Northern Estonia (Estonian: Põhja-Eesti) is a geographical region of Estonia, consisting of the three northernmost counties - Harju County, Ida-Viru County and Lääne-Viru County.
The largest towns of Northern Estonia are Tallinn (capital of Estonia), Narva, Kohtla-Järve and Rakvere. Northern Estonia is the most populous area in Estonia, with 60.3% of the population living there.

History 
Traditionally Northern Estonia has had a large Estonian majority and much smaller Swedish and Finnish minority but that changed during the Soviet occupation and annexation of Estonia. Region was deliberately colonized and by that Russified by Soviet authorities more than other regions of Estonia. Some towns and villages like Narva, Jõhvi, Kohtla-Järve, Sillamäe, Maardu and Paldiski experienced almost total repopulation by Russians. New city districts that were meant to accommodate colonizers were built in Tallinn, most of which are the biggest city districts to this day because Estonia was only partially decolonized after regaining of independence in 1991.

Estonians made up about 80% of Tallinn's population before World War II, but make up only 49% in 2019. In 2009, Estonians made up about 55,2% of Tallinn's population. The all time smallest share occurred in 1988 when only 47% of Tallinners were ethnic Estonians, not far from 2019. Tallinners made up about 29,7% of Estonia's population in 2009. In 2009, Tallinn's ethnic Estonian residents made up 23,9% (219,900) of all ethnic Estonians residing in Estonia. In 2009, Tallinn's non-Estonian residents, mainly Russians, made up 42,7% (178,694) of all non-Estonians residing in Estonia. The positive birth rate of ethnic Estonians and non-positive birth rate of non-Estonians should have increased the share of ethnic Estonians in Tallinn and whole Northern Estonia, but increased immigration mainly from other ex-soviet countries has on the contrary increased the share of non-Estonians.

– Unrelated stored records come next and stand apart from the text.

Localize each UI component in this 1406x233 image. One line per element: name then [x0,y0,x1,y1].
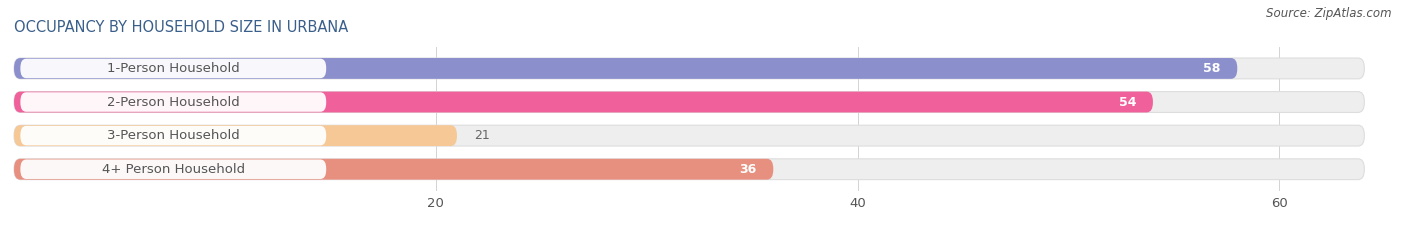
FancyBboxPatch shape [20,159,326,179]
Text: Source: ZipAtlas.com: Source: ZipAtlas.com [1267,7,1392,20]
Text: 2-Person Household: 2-Person Household [107,96,239,109]
FancyBboxPatch shape [14,58,1237,79]
FancyBboxPatch shape [20,126,326,145]
Text: OCCUPANCY BY HOUSEHOLD SIZE IN URBANA: OCCUPANCY BY HOUSEHOLD SIZE IN URBANA [14,20,349,35]
FancyBboxPatch shape [14,125,1364,146]
Text: 36: 36 [740,163,756,176]
FancyBboxPatch shape [14,92,1153,113]
FancyBboxPatch shape [14,159,773,180]
FancyBboxPatch shape [20,59,326,78]
Text: 54: 54 [1119,96,1136,109]
FancyBboxPatch shape [14,125,457,146]
Text: 58: 58 [1204,62,1220,75]
Text: 21: 21 [474,129,489,142]
Text: 4+ Person Household: 4+ Person Household [101,163,245,176]
Text: 1-Person Household: 1-Person Household [107,62,239,75]
FancyBboxPatch shape [14,58,1364,79]
FancyBboxPatch shape [14,92,1364,113]
Text: 3-Person Household: 3-Person Household [107,129,239,142]
FancyBboxPatch shape [20,92,326,112]
FancyBboxPatch shape [14,159,1364,180]
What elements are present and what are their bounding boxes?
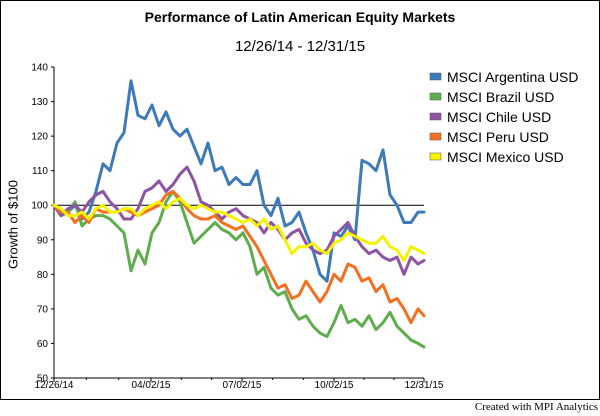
y-tick-label: 100 (31, 201, 48, 212)
y-tick-label: 50 (37, 374, 49, 385)
y-tick-label: 80 (37, 270, 49, 281)
legend-label-msci-brazil-usd: MSCI Brazil USD (447, 89, 554, 105)
y-tick-label: 130 (31, 97, 48, 108)
chart-frame (0, 0, 600, 400)
legend-swatch-msci-brazil-usd (429, 92, 442, 101)
y-tick-label: 90 (37, 235, 49, 246)
chart-subtitle: 12/26/14 - 12/31/15 (234, 38, 366, 55)
legend: MSCI Argentina USD MSCI Brazil USD MSCI Ch… (429, 69, 579, 165)
series-line-msci-mexico-usd (52, 196, 426, 262)
x-tick-label: 07/02/15 (223, 380, 262, 391)
axes: 50 60 70 80 90 100 110 120 130 140 12/26/14 04/02/1… (31, 63, 444, 392)
legend-label-msci-mexico-usd: MSCI Mexico USD (447, 149, 564, 165)
series-line-msci-chile-usd (52, 165, 426, 276)
y-tick-label: 110 (32, 166, 48, 177)
series-lines (52, 79, 426, 349)
legend-swatch-msci-chile-usd (429, 112, 442, 121)
y-tick-label: 70 (37, 304, 49, 315)
x-tick-label: 10/02/15 (315, 380, 354, 391)
y-tick-label: 60 (37, 339, 49, 350)
series-line-msci-argentina-usd (52, 79, 426, 283)
credit-text: Created with MPI Analytics (474, 401, 598, 413)
chart-title: Performance of Latin American Equity Mar… (144, 9, 456, 25)
x-tick-label: 12/31/15 (405, 380, 444, 391)
x-tick-label: 04/02/15 (132, 380, 171, 391)
legend-swatch-msci-mexico-usd (429, 152, 442, 161)
y-tick-label: 120 (31, 132, 48, 143)
legend-swatch-msci-argentina-usd (429, 72, 442, 81)
x-tick-label: 12/26/14 (35, 380, 74, 391)
legend-swatch-msci-peru-usd (429, 132, 442, 141)
legend-label-msci-argentina-usd: MSCI Argentina USD (447, 69, 579, 85)
y-tick-label: 140 (31, 63, 48, 74)
series-line-msci-brazil-usd (52, 189, 426, 349)
legend-label-msci-chile-usd: MSCI Chile USD (447, 109, 551, 125)
legend-label-msci-peru-usd: MSCI Peru USD (447, 129, 549, 145)
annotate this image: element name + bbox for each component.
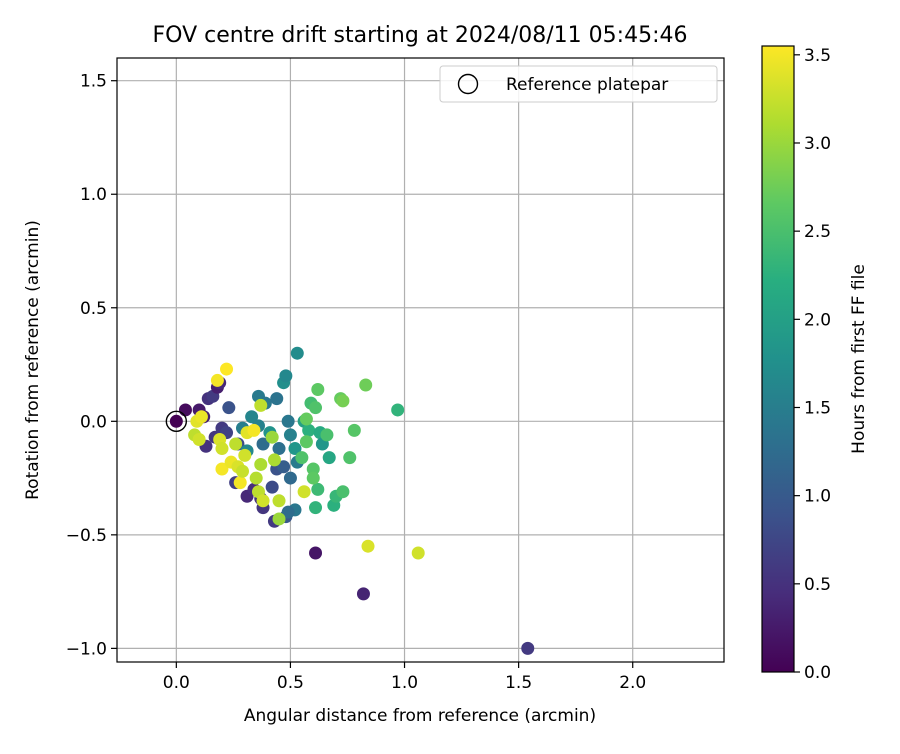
data-point — [270, 392, 284, 406]
y-tick-label: 0.0 — [80, 412, 107, 432]
data-point — [236, 464, 250, 478]
legend-marker-reference — [457, 73, 479, 95]
data-point — [272, 512, 286, 526]
data-point — [238, 448, 252, 462]
data-point — [256, 494, 270, 508]
colorbar-tick-label: 3.5 — [804, 46, 831, 66]
data-point — [277, 460, 291, 474]
data-point — [233, 476, 247, 490]
data-point — [249, 471, 263, 485]
data-point — [322, 451, 336, 465]
data-point — [302, 423, 316, 437]
data-point — [320, 428, 334, 442]
legend: Reference platepar — [439, 65, 718, 103]
data-point — [169, 414, 183, 428]
data-point — [220, 362, 234, 376]
data-point — [311, 383, 325, 397]
data-point — [256, 437, 270, 451]
x-tick-label: 1.5 — [505, 673, 532, 693]
colorbar-ticks: 0.0 0.5 1.0 1.5 2.0 2.5 3.0 3.5 — [794, 46, 831, 683]
data-point — [311, 482, 325, 496]
data-point — [297, 485, 311, 499]
data-point — [309, 401, 323, 415]
data-point — [245, 410, 259, 424]
data-point — [178, 403, 192, 417]
data-point — [194, 410, 208, 424]
data-point — [309, 501, 323, 515]
colorbar-tick-label: 0.0 — [804, 663, 831, 683]
data-point — [288, 442, 302, 456]
legend-label-reference: Reference platepar — [506, 75, 668, 95]
data-point — [359, 378, 373, 392]
plot-frame — [116, 57, 725, 663]
data-point — [281, 505, 295, 519]
legend-box — [439, 65, 718, 103]
data-point — [222, 401, 236, 415]
x-tick-label: 0.5 — [277, 673, 304, 693]
data-point — [192, 432, 206, 446]
y-axis-label: Rotation from reference (arcmin) — [23, 220, 43, 500]
y-tick-label: −1.0 — [66, 639, 107, 659]
x-tick-label: 1.0 — [391, 673, 418, 693]
colorbar-tick-label: 1.0 — [804, 487, 831, 507]
data-point — [343, 451, 357, 465]
data-point — [299, 435, 313, 449]
data-point — [265, 480, 279, 494]
data-point — [283, 471, 297, 485]
data-point — [254, 457, 268, 471]
data-point — [247, 423, 261, 437]
x-tick-label: 2.0 — [619, 673, 646, 693]
data-point — [265, 430, 279, 444]
data-point — [306, 471, 320, 485]
data-point — [299, 412, 313, 426]
data-point — [347, 423, 361, 437]
data-point — [356, 587, 370, 601]
data-point — [283, 428, 297, 442]
data-point — [215, 442, 229, 456]
grid — [117, 58, 724, 662]
data-point — [521, 641, 535, 655]
y-tick-label: 0.5 — [80, 299, 107, 319]
colorbar-label: Hours from first FF file — [849, 264, 869, 454]
x-tick-label: 0.0 — [163, 673, 190, 693]
y-tick-label: 1.5 — [80, 72, 107, 92]
data-point — [210, 373, 224, 387]
data-point — [290, 346, 304, 360]
data-point — [279, 369, 293, 383]
colorbar-tick-label: 0.5 — [804, 575, 831, 595]
y-tick-label: 1.0 — [80, 185, 107, 205]
data-point — [309, 546, 323, 560]
data-point — [361, 539, 375, 553]
data-point — [281, 414, 295, 428]
data-points — [169, 346, 535, 655]
reference-marker-layer — [165, 410, 188, 433]
colorbar-tick-label: 3.0 — [804, 134, 831, 154]
data-point — [272, 494, 286, 508]
data-point — [267, 453, 281, 467]
data-point — [336, 394, 350, 408]
data-point — [254, 398, 268, 412]
reference-platepar-marker — [165, 410, 188, 433]
data-point — [215, 462, 229, 476]
colorbar-tick-label: 1.5 — [804, 398, 831, 418]
colorbar-gradient — [761, 45, 795, 673]
x-axis-label: Angular distance from reference (arcmin) — [244, 706, 596, 726]
colorbar: 0.0 0.5 1.0 1.5 2.0 2.5 3.0 3.5 Hours from firs… — [761, 45, 869, 683]
data-point — [306, 462, 320, 476]
data-point — [391, 403, 405, 417]
y-axis-ticks: −1.0 −0.5 0.0 0.5 1.0 1.5 — [66, 72, 117, 659]
data-point — [411, 546, 425, 560]
data-point — [295, 451, 309, 465]
x-axis-ticks: 0.0 0.5 1.0 1.5 2.0 — [163, 662, 646, 693]
data-point — [336, 485, 350, 499]
data-point — [229, 437, 243, 451]
colorbar-tick-label: 2.5 — [804, 222, 831, 242]
y-tick-label: −0.5 — [66, 526, 107, 546]
chart-title: FOV centre drift starting at 2024/08/11 … — [153, 23, 688, 48]
data-point — [272, 442, 286, 456]
colorbar-tick-label: 2.0 — [804, 310, 831, 330]
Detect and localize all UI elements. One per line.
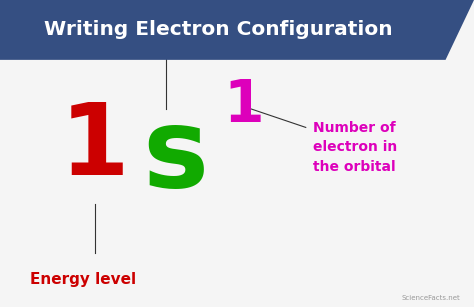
Text: 1: 1 [224,77,264,134]
Text: Type of orbital: Type of orbital [104,29,228,44]
Text: Writing Electron Configuration: Writing Electron Configuration [44,21,392,39]
Text: Number of
electron in
the orbital: Number of electron in the orbital [313,121,397,174]
Text: 1: 1 [60,99,129,196]
Polygon shape [0,0,474,60]
Text: ScienceFacts.net: ScienceFacts.net [401,295,460,301]
Text: Energy level: Energy level [30,272,136,287]
Text: s: s [142,103,209,210]
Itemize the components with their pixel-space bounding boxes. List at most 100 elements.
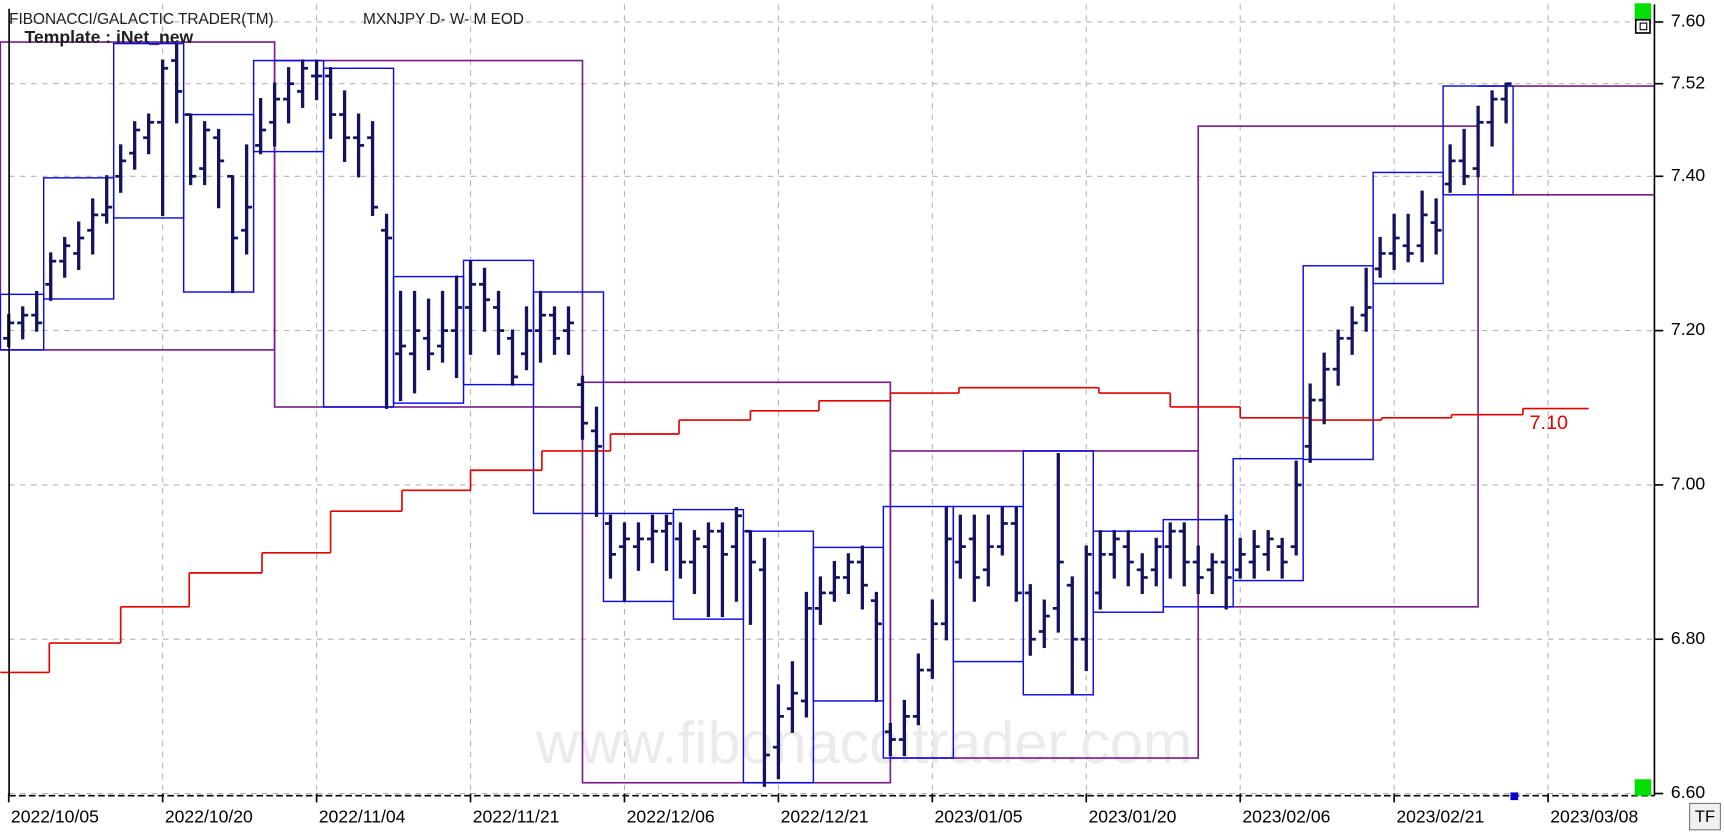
ohlc-bar [632,522,644,571]
corner-indicator[interactable] [1634,3,1652,20]
weekly-box [322,67,395,408]
x-tick-label: 2023/03/08 [1550,806,1638,826]
ohlc-bar [101,175,113,224]
ohlc-bar [73,221,85,270]
x-tick-label: 2022/10/20 [165,806,253,826]
ohlc-bar [828,560,840,602]
ohlc-bar [996,506,1008,556]
ohlc-bar [590,406,602,517]
monthly-box [273,59,584,408]
ohlc-bar [660,514,672,571]
ohlc-bar [1500,82,1512,124]
ohlc-bar [912,653,924,726]
ohlc-bar [423,298,435,371]
ohlc-bar [688,530,700,595]
weekly-box [1232,457,1304,582]
ohlc-bar [1346,306,1358,355]
ohlc-bar [227,174,239,294]
y-tick-label: 6.80 [1671,628,1705,648]
red-line-label: 7.10 [1529,412,1567,434]
ohlc-bar [353,113,365,178]
ohlc-bar [297,59,309,108]
weekly-box [1372,171,1444,285]
ohlc-bar [1262,530,1274,571]
axis-layer: 7.60 7.52 7.40 7.20 7.00 6.80 6.60 2022/10/05 20… [7,4,1705,826]
ohlc-bar [283,67,295,124]
week-layer [0,42,1514,784]
x-tick-label: 2023/01/20 [1088,806,1176,826]
weekly-box [182,113,255,293]
ohlc-bar [1066,576,1078,695]
ohlc-bar [1486,90,1498,147]
header-symbol: MXNJPY D- W- M EOD [363,11,524,28]
ohlc-bar [143,113,155,155]
ohlc-bar [479,267,491,332]
ohlc-bar [199,121,211,186]
ohlc-bar [1178,522,1190,587]
ohlc-bar [367,121,379,216]
ohlc-bar [213,128,225,209]
ohlc-bar [1206,553,1218,595]
ohlc-bar [493,290,505,355]
ohlc-bar [535,290,546,363]
ohlc-bar [1220,514,1232,610]
window-button[interactable] [1634,18,1651,34]
y-tick-label: 7.40 [1671,165,1705,185]
ohlc-bar [1472,105,1484,178]
header-title: FIBONACCI/GALACTIC TRADER(TM) [9,11,274,28]
ohlc-bar [1248,530,1260,579]
ohlc-bar [381,213,393,409]
ohlc-bar [241,144,253,255]
ohlc-bar [1430,198,1442,255]
ohlc-bar [674,522,686,579]
x-tick-label: 2022/12/21 [781,806,869,826]
month-layer [0,41,1655,784]
y-tick-label: 7.00 [1671,474,1705,494]
corner-indicator[interactable] [1634,779,1652,796]
weekly-box [1442,85,1514,196]
x-tick-label: 2022/12/06 [627,806,715,826]
ohlc-bar [1402,213,1414,263]
x-tick-label: 2023/01/05 [935,806,1023,826]
ohlc-bar [1038,599,1050,649]
ohlc-bar [129,121,141,170]
window-button-icon [1639,22,1648,31]
ohlc-bar [940,506,952,641]
weekly-box [532,291,605,515]
ohlc-bar [437,290,449,363]
ohlc-bar [576,375,588,440]
ohlc-bar [1010,506,1022,602]
ohlc-bar [982,514,994,587]
ohlc-bar [800,591,812,718]
weekly-box [42,177,115,300]
ohlc-bar [1094,530,1106,610]
x-tick-label: 2023/02/21 [1396,806,1484,826]
ohlc-bar [968,514,980,602]
ohlc-bar [269,82,281,147]
ohlc-bar [1388,213,1400,270]
ohlc-bar [507,329,519,386]
y-tick-label: 7.60 [1671,11,1705,31]
ohlc-bar [856,545,868,610]
weekly-box [0,293,45,351]
ohlc-bar [604,514,616,579]
ohlc-bar [521,306,533,371]
ohlc-bar [702,522,714,618]
ohlc-bar [1458,128,1470,186]
ohlc-bar [395,290,407,402]
ohlc-bar [1374,236,1386,278]
y-tick-label: 6.60 [1671,782,1705,802]
ohlc-bar [311,59,323,101]
watermark: www.fibonaccitrader.com [535,709,1192,776]
ohlc-bar [814,576,826,625]
tf-button-label[interactable]: TF [1695,808,1715,826]
ohlc-bar [1122,530,1134,587]
tf-button[interactable] [1689,802,1721,831]
ohlc-bar [870,591,882,703]
y-tick-label: 7.20 [1671,319,1705,339]
template-label: Template : iNet_new [25,27,194,47]
ohlc-bar [548,306,560,355]
ohlc-bar [451,275,463,378]
ohlc-bar [1318,352,1330,425]
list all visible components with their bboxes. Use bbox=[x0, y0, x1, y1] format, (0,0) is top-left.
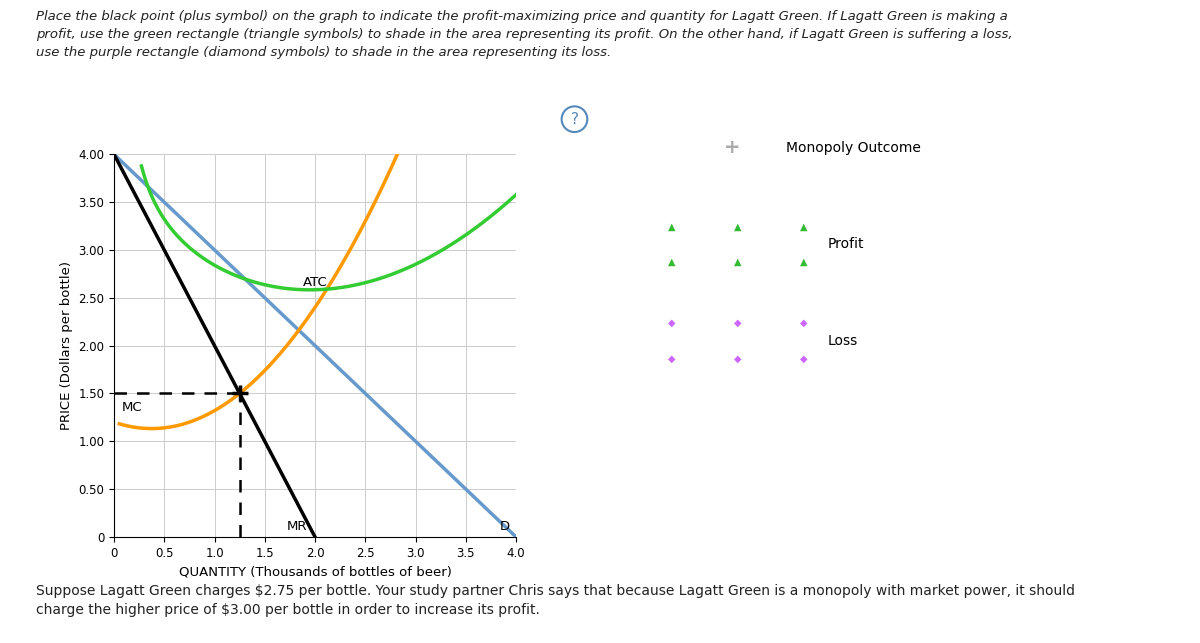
Text: ▲: ▲ bbox=[734, 257, 742, 267]
Text: ?: ? bbox=[570, 112, 578, 127]
Y-axis label: PRICE (Dollars per bottle): PRICE (Dollars per bottle) bbox=[60, 261, 73, 430]
Text: +: + bbox=[724, 138, 740, 158]
Text: ▲: ▲ bbox=[800, 222, 808, 231]
Text: Loss: Loss bbox=[828, 334, 858, 348]
Text: Suppose Lagatt Green charges $2.75 per bottle. Your study partner Chris says tha: Suppose Lagatt Green charges $2.75 per b… bbox=[36, 584, 1075, 617]
Text: ◆: ◆ bbox=[800, 354, 808, 363]
Text: ◆: ◆ bbox=[734, 354, 742, 363]
Text: ◆: ◆ bbox=[668, 354, 676, 363]
Text: ▲: ▲ bbox=[800, 257, 808, 267]
Text: ▲: ▲ bbox=[734, 222, 742, 231]
Text: Place the black point (plus symbol) on the graph to indicate the profit-maximizi: Place the black point (plus symbol) on t… bbox=[36, 10, 1013, 59]
Text: D: D bbox=[500, 520, 510, 533]
Text: Monopoly Outcome: Monopoly Outcome bbox=[786, 141, 920, 155]
X-axis label: QUANTITY (Thousands of bottles of beer): QUANTITY (Thousands of bottles of beer) bbox=[179, 565, 451, 578]
Text: MC: MC bbox=[122, 401, 143, 413]
Text: ◆: ◆ bbox=[800, 318, 808, 328]
Text: ATC: ATC bbox=[302, 276, 328, 289]
Text: ▲: ▲ bbox=[668, 257, 676, 267]
Text: MR: MR bbox=[287, 520, 307, 533]
Text: Profit: Profit bbox=[828, 237, 864, 251]
Text: ◆: ◆ bbox=[734, 318, 742, 328]
Text: ◆: ◆ bbox=[668, 318, 676, 328]
Text: ▲: ▲ bbox=[668, 222, 676, 231]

Today Northern Estonia has two main ethnic groups - Estonians and Russians. Ida-Viru County, most notably, has a large Russian population. The population of Ida-Viru County is 72.8% Russian, unlike other Estonian counties, where 80% of the population is Estonian. Harju County also has a large Russian population (31,2%), most of it resides in Tallinn. Lääne-Viru County, however, only has 9.5% Russian population.

Religion

Geography
Northern Estonia covers about a quarter of Estonia. It is located on the southern coast of the Gulf of Finland. The shoreline is characterized by many peninsulas, most of these are located in the westernmost part (Harjumaa). There are also numerous islands, largest are Naissaar, Aegna and Pakri Islands.
The highest point in Northern Estonia is Emumägi (166m).
The area is mainly covered by forests.

Ida-Viru County has large deposits of oil shale. Estonia has one of the largest deposits of oil shale in the world. In 2008, Estonia was the second largest producer of oil-shale products. In 2009, 80% of oil shale used globally was extracted in Estonia. In 2005, the oil-shale-fired Narva Power Plants accounted for 95% of the country's electrical generation.

Languages
The most common language spoken in Northern Estonia is Estonian. Russian is the second most spoken language, mainly in Tallinn and Ida-Viru County. The northeastern coastal dialect is also spoken, the Middle Estonian dialect is sometimes spoken in Lääne-Viru County. The East Estonian dialect (similar to the Votic language) sometimes also reaches Ida-Viru County.